Reporting was a monthly forensic project.
Every month, the same exercise: pull a fresh Shopify CSV, ferry it into a different sheet for each question (revenue, retention, cohorts, geography, payments, RFM), and stitch the answers into a deck. Half the month was over by the time anyone had the numbers from the half that ended.
A few earlier dashboards existed — fragile Google Sheets that recalculated for 20 minutes, a Streamlit prototype on a laptop tunnelled out through Cloudflare. Both worked. Neither was something the team could actually rely on.
Parquet at rest, DuckDB at query.
The bet was simple: store everything as columnar Parquet, query it with DuckDB, ship a thin FastAPI layer and a React frontend. No data warehouse, no Snowflake bill, no ETL platform. The whole stack runs on one t3.large in Tokyo.
A nightly sync.py appends new Shopify orders to Parquet. On service start, the query cache pre-warms the heaviest views so the first user of the day doesn't pay the cold-start tax.
Eight views, one source of truth.
Each module reads from the same Parquet snapshot. No hidden joins, no second copy of the data, no "this number doesn't match the other dashboard."
- Executive KPIs — revenue, AOV, units, repeat-customer rate, returning-revenue share, with deltas vs prior period.

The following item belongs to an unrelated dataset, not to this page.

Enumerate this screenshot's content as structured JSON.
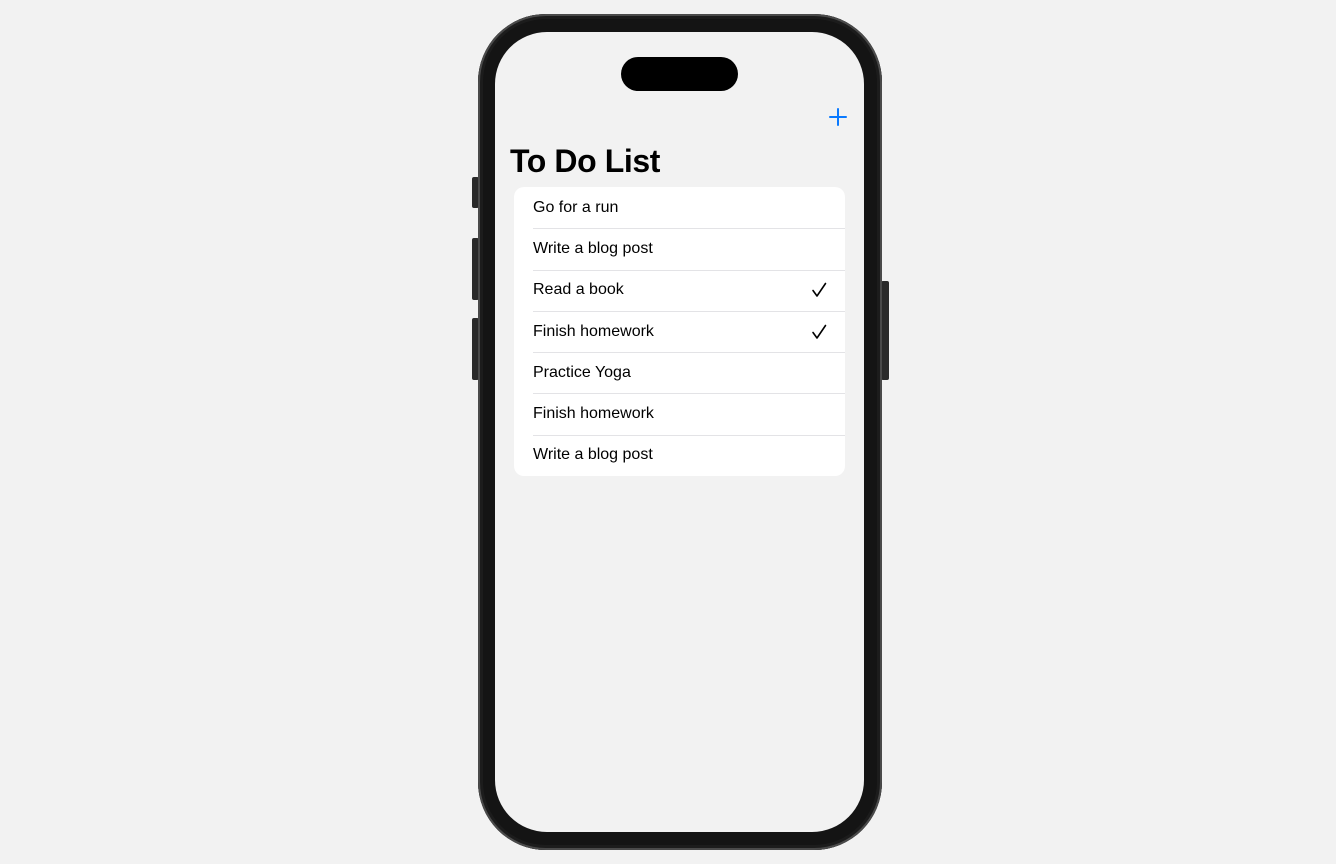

- Revenue trends — daily/weekly/monthly with channel splits and rolling averages.
- India geography heatmap — state and pincode-level performance overlaid on real coordinates.
- Payments — COD vs prepaid split, gateway breakdown, GoKwik reconciliation.
- Product performance — SKU sales, returns rate, combo SKUs decomposed to components.
- Cohort retention — triangular matrix, ageing windows, retention curves by acquisition month.
- RFM segmentation — recency, frequency, monetary scoring and named segments.
- Weekday patterns — hour × day heatmaps revealing dispatch and demand cycles.
From a laptop and a tunnel to AWS Tokyo.
Earlier life: Streamlit on a personal laptop, exposed via a Cloudflare tunnel. The day the laptop closed, the dashboard died. Migration target: treat the dashboard like the production system it had quietly become.
Numbers, on demand.
Leadership opens the dashboard, picks a date range, gets answers in milliseconds. The monthly reporting forensics ended. The pincode RTO and combo-affinity work below were only feasible because this layer existed first — they piggyback on the same Parquet snapshots and DuckDB engine.